The manipulated vocabulary embedding sequence and the acoustic embedding sequence are combined to generate a multi-modal hybrid representation.

9. The method of claim 8, wherein,

in the case where the audio sample is in an audio form corresponding to the text content of the text sample, obtaining an acoustic embedding sequence based on acoustic features extracted from the audio sample;

in the case where the audio sample is a virtual sample, the virtual sample is taken as an acoustic embedding sequence.

10. The method according to any of claims 5-9, wherein the attention-based processing performed on the text samples for model training is self-attention (self-attention) based processing and the attention-based processing performed on the audio samples for model training is cross-attention (cross-attention) based processing.

11. The method of any of claims 1-10, wherein the text samples and corresponding audio samples obtained for model training comprise multilingual text samples and corresponding audio samples.

12. The method of claim 11, wherein the multilingual text samples and corresponding audio samples are equalized so as to increase the fraction of low-resource language samples.
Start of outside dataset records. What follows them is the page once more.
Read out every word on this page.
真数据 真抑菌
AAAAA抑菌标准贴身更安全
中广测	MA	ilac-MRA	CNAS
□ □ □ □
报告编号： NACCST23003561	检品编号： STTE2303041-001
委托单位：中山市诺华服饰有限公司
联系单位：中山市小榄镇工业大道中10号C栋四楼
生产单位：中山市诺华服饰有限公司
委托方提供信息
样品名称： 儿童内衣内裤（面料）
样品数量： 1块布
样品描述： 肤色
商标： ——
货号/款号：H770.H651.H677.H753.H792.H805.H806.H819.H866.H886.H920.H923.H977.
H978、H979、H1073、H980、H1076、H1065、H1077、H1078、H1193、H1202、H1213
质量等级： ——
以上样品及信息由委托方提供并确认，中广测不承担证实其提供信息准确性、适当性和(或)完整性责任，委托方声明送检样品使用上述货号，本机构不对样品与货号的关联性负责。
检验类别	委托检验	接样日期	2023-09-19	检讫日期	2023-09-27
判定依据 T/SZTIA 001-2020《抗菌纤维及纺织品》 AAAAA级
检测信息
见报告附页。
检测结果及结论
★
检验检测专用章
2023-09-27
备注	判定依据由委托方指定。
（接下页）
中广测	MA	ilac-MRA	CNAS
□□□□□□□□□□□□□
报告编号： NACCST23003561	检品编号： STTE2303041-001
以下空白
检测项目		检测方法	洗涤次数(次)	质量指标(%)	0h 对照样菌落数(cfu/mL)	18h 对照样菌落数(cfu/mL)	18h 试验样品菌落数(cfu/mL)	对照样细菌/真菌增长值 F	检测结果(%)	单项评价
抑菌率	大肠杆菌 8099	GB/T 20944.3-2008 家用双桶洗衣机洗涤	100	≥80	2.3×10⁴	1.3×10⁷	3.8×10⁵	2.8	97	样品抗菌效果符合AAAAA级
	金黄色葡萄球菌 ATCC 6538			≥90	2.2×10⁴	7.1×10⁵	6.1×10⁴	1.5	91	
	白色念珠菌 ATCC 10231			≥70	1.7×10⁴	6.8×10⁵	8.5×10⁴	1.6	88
13. A method for speech recognition punctuation recovery, comprising the steps of:

obtaining text output for speech recognition, an

Applying punctuation models trained according to the method of any one of claims 1-12 to the obtained text output to recover punctuation in the text output.

14. A training apparatus for a model for speech recognition punctuation recovery, comprising:

the sample acquisition unit is configured to acquire a text sample for model training and a corresponding audio sample, wherein the corresponding audio sample is a virtual sample for the text sample obtained from the non-audio text; and

a training unit configured to train a model for speech recognition punctuation recovery based on the obtained text samples and corresponding audio samples for model training.

15. The apparatus of claim 14, wherein the training unit further comprises a hybrid representation generating unit configured to:

an attention (attention) based processing is performed based on the acquired text samples and audio samples for model training to generate a multimodal hybrid representation.

16. The apparatus of claim 15, wherein the training unit further comprises:

a text conversion unit configured to convert the text sample into a vocabulary embedded sequence,

an audio conversion unit configured to convert the audio samples into an acoustically embedded sequence, an

A joint processing unit configured to perform attention-based operations on the vocabulary embedding sequence and the acoustic embedding sequence, respectively; and combining the manipulated vocabulary embedding sequence and the acoustic embedding sequence to generate a multi-modal hybrid representation.

17. An apparatus for speech recognition punctuation recovery, comprising:

an acquisition unit configured to acquire a text output of the voice recognition, an

A punctuation restoration unit configured to apply punctuation models trained according to the method of any one of claims 1-12 to the obtained text output to restore punctuation in the text output.

18. An electronic device, comprising:

a memory; and

a processor coupled to the memory, the memory having stored therein instructions that, when executed by the processor, cause the electronic device to perform the method of any of claims 1-12.

19. A computer-readable storage medium, on which a computer program is stored which, when being executed by a processor, carries out the method according to any one of claims 1-12.

20. A computer program product comprising instructions which, when executed by a processor, cause the method according to any of claims 1-12 to be carried out.